Job boards are under pressure. LinkedIn on the one side, Indeed on the other. An uptick in the economy might mask this development, but it is happening. It doesn’t come as a surprise to most and is a well-known trend. What is new is that the Indeed/LinkedIn embrace is now also happening on a sector specific level.
Let’s take energy and oil – a perfect storm is brewing for job boards. So far the job boards had a pretty stable competitive landscape. Indeed is the main supplier of traffic to the boards but not affecting businesses too badly. This is about to change. With OilPro, a sector specific professional network has entered the stage and accompanying it, Oilfinity, a niche aggregator. Both companies are run by people who know what they are doing: OilPro is the brain child of David Kent, founder of Rigzone; Oilfinity is the new offering by the Potts brothers, founders of Jobsite and managers of Evenbase (owners of Oilcareers, Jobrapido and Broadbean). Both are making great in-roads. Oilfinity, for example, is experiencing significant growth rates, exceptional conversion rates and enormous client interest only 4 months after launch. Both thrive on the fertile ground of weak oil prices. Oilfinity, for example, offers performance based pricing (including cost per application) instead of the established advertising model. So the stalwarts will come under increased pressure with less room for manoeuvre as it is always much harder to cannibalize revenues at a time when the market softens. Niche aggregators also have an advantage over the Indeeds of this world: they can tailor their search more easily therefore making results more relevant, and they do not include job board postings and so improve the candidate experience significantly.
Oil isn’t a first, there are already other differentiated niche offerings such as StackOverflow that challenge the Status Quo. In some markets, it is more difficult to mount an impactful challenge: If there is – like in Germany – a clear leader within a market that still favors applications on the employers’ websites, the new models will find it harder to take hold. Job boards obviously also won’t just sit back and let it happen but will work on finding answers and solutions on how to counter the threat. Job boards have the advantage of having interactions with both job seekers and recruiters and are sitting on significant amounts of data from both parties that can allow them to make job seeking simpler by becoming more relevant and creating differentiated offerings. Finding this differentiation, finding the competitive advantage will be the key task for job boards.
Some will turn themselves into aggregators, which will present a significant challenge to internal structures, set ups and skill sets. Some will (and already have) moved deeper into the recruitment value chain and offer pre-screening, short-listing (mainly driven through increased automation), interviewing and potentially an end to end RPO set up. In effect they will start competing with their own clients.

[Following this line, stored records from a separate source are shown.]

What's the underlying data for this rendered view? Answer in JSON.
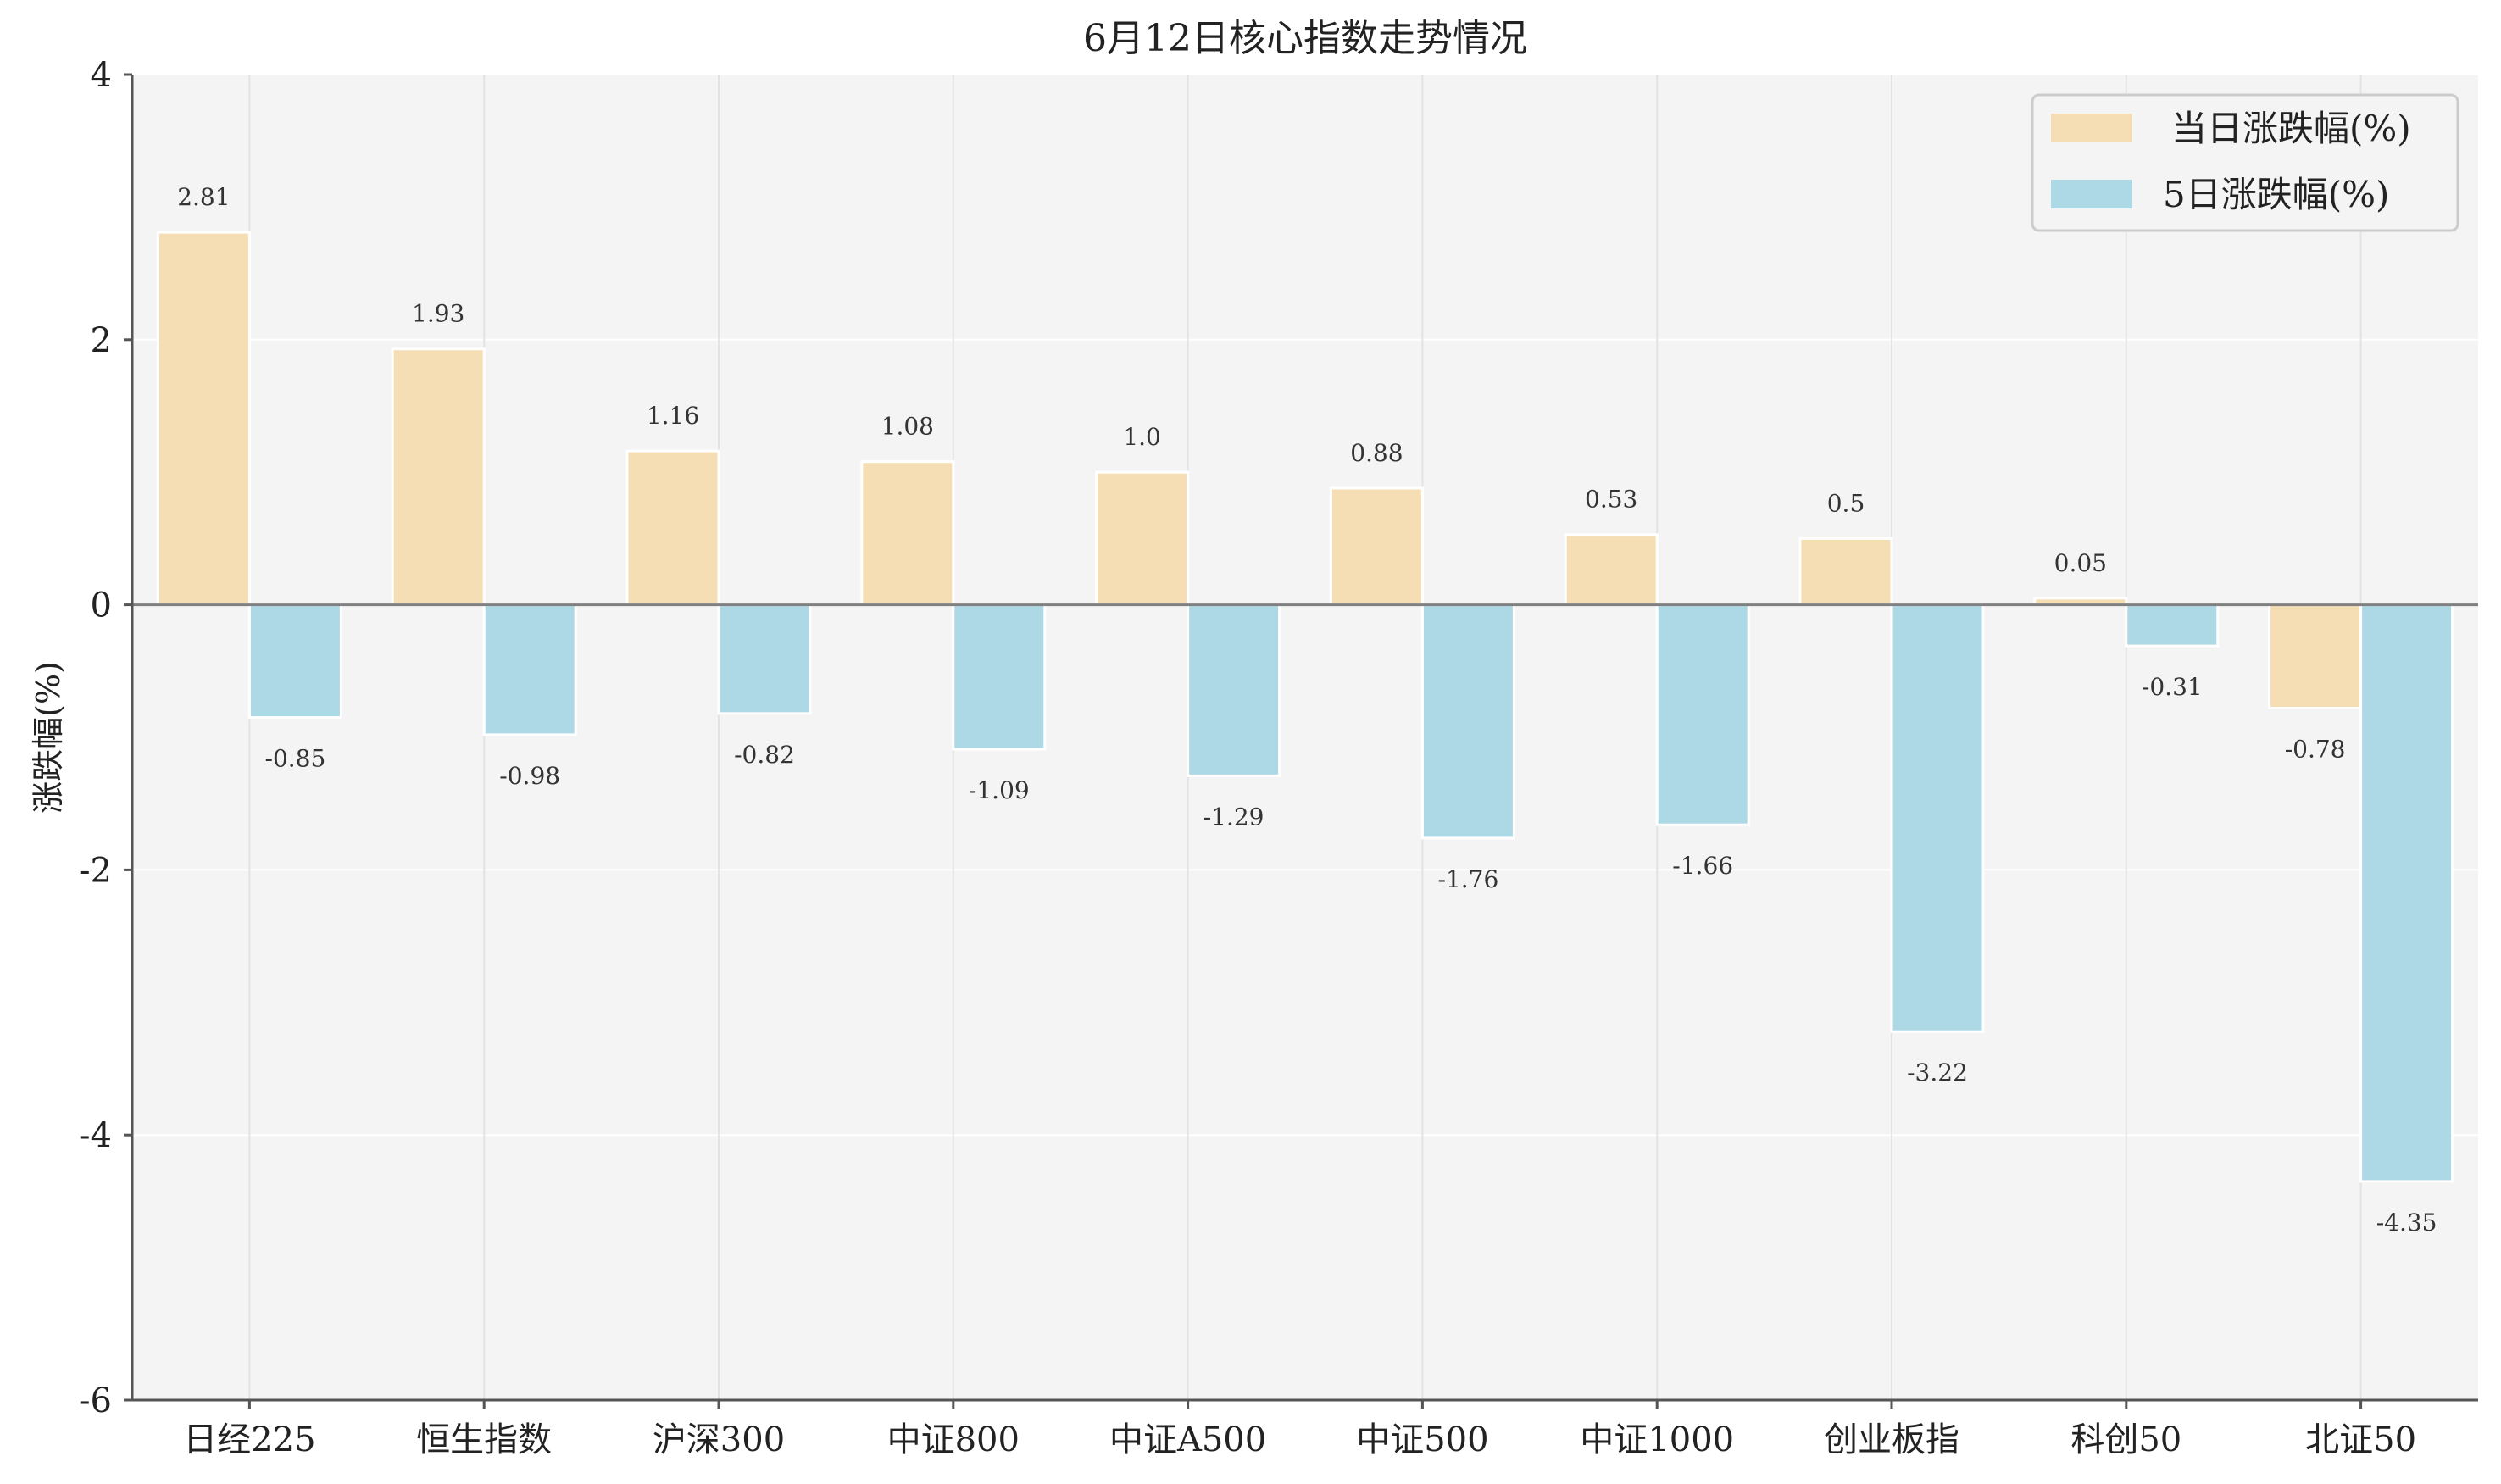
{
  "chart_data": {
    "type": "bar",
    "title": "6月12日核心指数走势情况",
    "ylabel": "涨跌幅(%)",
    "xlabel": "",
    "ylim": [
      -6,
      4
    ],
    "yticks": [
      4,
      2,
      0,
      -2,
      -4,
      -6
    ],
    "grid": true,
    "legend_position": "top-right",
    "categories": [
      "日经225",
      "恒生指数",
      "沪深300",
      "中证800",
      "中证A500",
      "中证500",
      "中证1000",
      "创业板指",
      "科创50",
      "北证50"
    ],
    "series": [
      {
        "name": "当日涨跌幅(%)",
        "color": "#F5DEB3",
        "values": [
          2.81,
          1.93,
          1.16,
          1.08,
          1.0,
          0.88,
          0.53,
          0.5,
          0.05,
          -0.78
        ],
        "labels": [
          "2.81",
          "1.93",
          "1.16",
          "1.08",
          "1.0",
          "0.88",
          "0.53",
          "0.5",
          "0.05",
          "-0.78"
        ]
      },
      {
        "name": "5日涨跌幅(%)",
        "color": "#ADD8E6",
        "values": [
          -0.85,
          -0.98,
          -0.82,
          -1.09,
          -1.29,
          -1.76,
          -1.66,
          -3.22,
          -0.31,
          -4.35
        ],
        "labels": [
          "-0.85",
          "-0.98",
          "-0.82",
          "-1.09",
          "-1.29",
          "-1.76",
          "-1.66",
          "-3.22",
          "-0.31",
          "-4.35"
        ]
      }
    ]
  }
}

SThree (with The IT JobBoard) and Reed.co.uk have shown that this also works the other way around. It would be no surprise if more recruitment agencies or RPOs would set up their own job board or aggregator, especially when operating in a significant niche. This allows them to counter the move of the job boards by using the same automation that job boards offer, by utilizing their own sizable candidate databases and relevant client interactions and driving the differentiation through their own skill sets. In a world where 30%+ traffic to job boards comes from Indeed, it wouldn’t be surprising if recruiters would just go direct instead of feeding their potential future competitor. To be successful requires a change in mindset – innovating to increase productivity instead of purely reducing costs – and skill set – bringing B2C marketers and digital marketing experts into the company. This could be an interesting 3rd pressure point for job boards.